My boat to Hong Kong was at 16:00 the next day. I knew very little about where it went from other than the name and that it was somewhere south of town. Figuring that it couldn't be too difficult, I left the hostel at midday, following the receptionist's advice that I should go to the bus station near the main train station. Albert had more time to kill until his evening train so he went to the park to spend the afternoon in the sun. We rode the metro together until he got off at his station and said goodbye. Carrying on to the bus station, I was unable to buy a ticket but was told that if I went somewhere else I would be able to find a connecting bus. Nearly an hour later, this bus came to another bus station, where after a few enquiries, I was walked around to the far end and put on another bus which was apparently what I wanted. After an hour on this bus, I was the only passenger left aboard when we terminated at some empty dusty yard which probably like to call itself a bus station also.
The driver pointed me further down the street, but I wasn't really what he was pointing at so checked out a few buildings with no success. Seeing a number of bright signs I walked down one side street to the big archways at the end only to find that it was the entrance to a national park with hills and lakes. Following another sign there, I walked for another mile in the sun, becoming slightly worried that I might very well be dozens of miles from my intended destination, before I finally found the terminal. There were forty five minutes before departure, but I was the first passenger to arrive by a long chalk.
I went to collect my ticket, which triggered a very long process of confused phone calls and multiple members of staff, even when I explained that I had bought it over the internet and had all my booking reference numbers. Surely I cannot be the first person to book this way? Finally, they were able to explain to me that tickets booked on the website can only be collected from the Hong Kong office. They had rung through and located my ticket at the other end, so told me that I would be personally escorted through all the ticket checks when I boarded. She also happily informed me that after I arrived I would be able to collect my ticket from the Hong Kong office. Her thrill at this seemed a little bit blunted when I was puzzled why I would want to collect a ticket after I had travelled.
I was hungry by now but, after noting how expensive the ice cream I bought at the ferry terminal was, I declined to buy any more food as I waited. The boat was a little late, but not by much and we boarded a few minutes after four. I had treated myself to a first class ticket and there were only three of us on the upper VIP deck. The price was only a little extra, but I have done this a few times recently so should probably stop it in the future. I have a lot of room to play with in the budget for this trip but that is no reason to needlessly spend it all.

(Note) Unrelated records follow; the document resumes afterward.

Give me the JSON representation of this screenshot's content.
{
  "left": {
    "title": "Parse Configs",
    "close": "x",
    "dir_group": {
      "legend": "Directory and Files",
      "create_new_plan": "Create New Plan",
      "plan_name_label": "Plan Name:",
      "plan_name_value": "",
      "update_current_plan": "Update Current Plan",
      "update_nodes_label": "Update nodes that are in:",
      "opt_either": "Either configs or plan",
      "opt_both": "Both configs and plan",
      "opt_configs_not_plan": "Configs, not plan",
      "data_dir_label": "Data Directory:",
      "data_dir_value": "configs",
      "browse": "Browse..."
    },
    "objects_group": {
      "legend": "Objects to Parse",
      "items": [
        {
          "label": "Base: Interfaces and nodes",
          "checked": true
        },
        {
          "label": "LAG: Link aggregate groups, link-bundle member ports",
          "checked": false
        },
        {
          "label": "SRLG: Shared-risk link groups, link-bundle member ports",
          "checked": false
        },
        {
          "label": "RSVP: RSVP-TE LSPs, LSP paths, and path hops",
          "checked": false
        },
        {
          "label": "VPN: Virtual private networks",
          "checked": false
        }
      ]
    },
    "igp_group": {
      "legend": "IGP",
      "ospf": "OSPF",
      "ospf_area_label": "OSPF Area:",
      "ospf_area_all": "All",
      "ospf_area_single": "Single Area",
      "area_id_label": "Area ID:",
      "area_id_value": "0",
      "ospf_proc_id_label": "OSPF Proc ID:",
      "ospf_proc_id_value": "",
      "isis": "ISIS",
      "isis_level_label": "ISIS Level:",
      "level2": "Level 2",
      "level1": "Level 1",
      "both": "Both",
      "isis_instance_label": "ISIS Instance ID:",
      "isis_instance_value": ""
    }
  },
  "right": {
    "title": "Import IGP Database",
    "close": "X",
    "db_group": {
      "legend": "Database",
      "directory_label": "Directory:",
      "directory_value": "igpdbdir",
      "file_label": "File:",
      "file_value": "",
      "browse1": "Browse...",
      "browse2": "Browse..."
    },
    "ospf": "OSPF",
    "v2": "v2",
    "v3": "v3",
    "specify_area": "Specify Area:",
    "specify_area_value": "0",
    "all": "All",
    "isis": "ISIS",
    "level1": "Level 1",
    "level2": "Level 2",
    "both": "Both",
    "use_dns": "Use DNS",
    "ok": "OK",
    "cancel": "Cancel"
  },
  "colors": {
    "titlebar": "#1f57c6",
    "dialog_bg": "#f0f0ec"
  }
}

The boat wasn't terribly big and jetted along the long estuary of the Pearl River (I think) for a couple of hours. The waterways around Hong Kong were terribly crowded with boats and ships of every size and description, all heading in different directions. I'm sure there was a system to it all, but it did seem that everyone was just heading in their own direction at their own speed, weaving through each other as required, much like pedestrians on a town square. As the sun disappeared behind the grey horizon, the boat docked in a harbour amongst the skyscapers of Kowloon and I walked onto land in Hong Kong.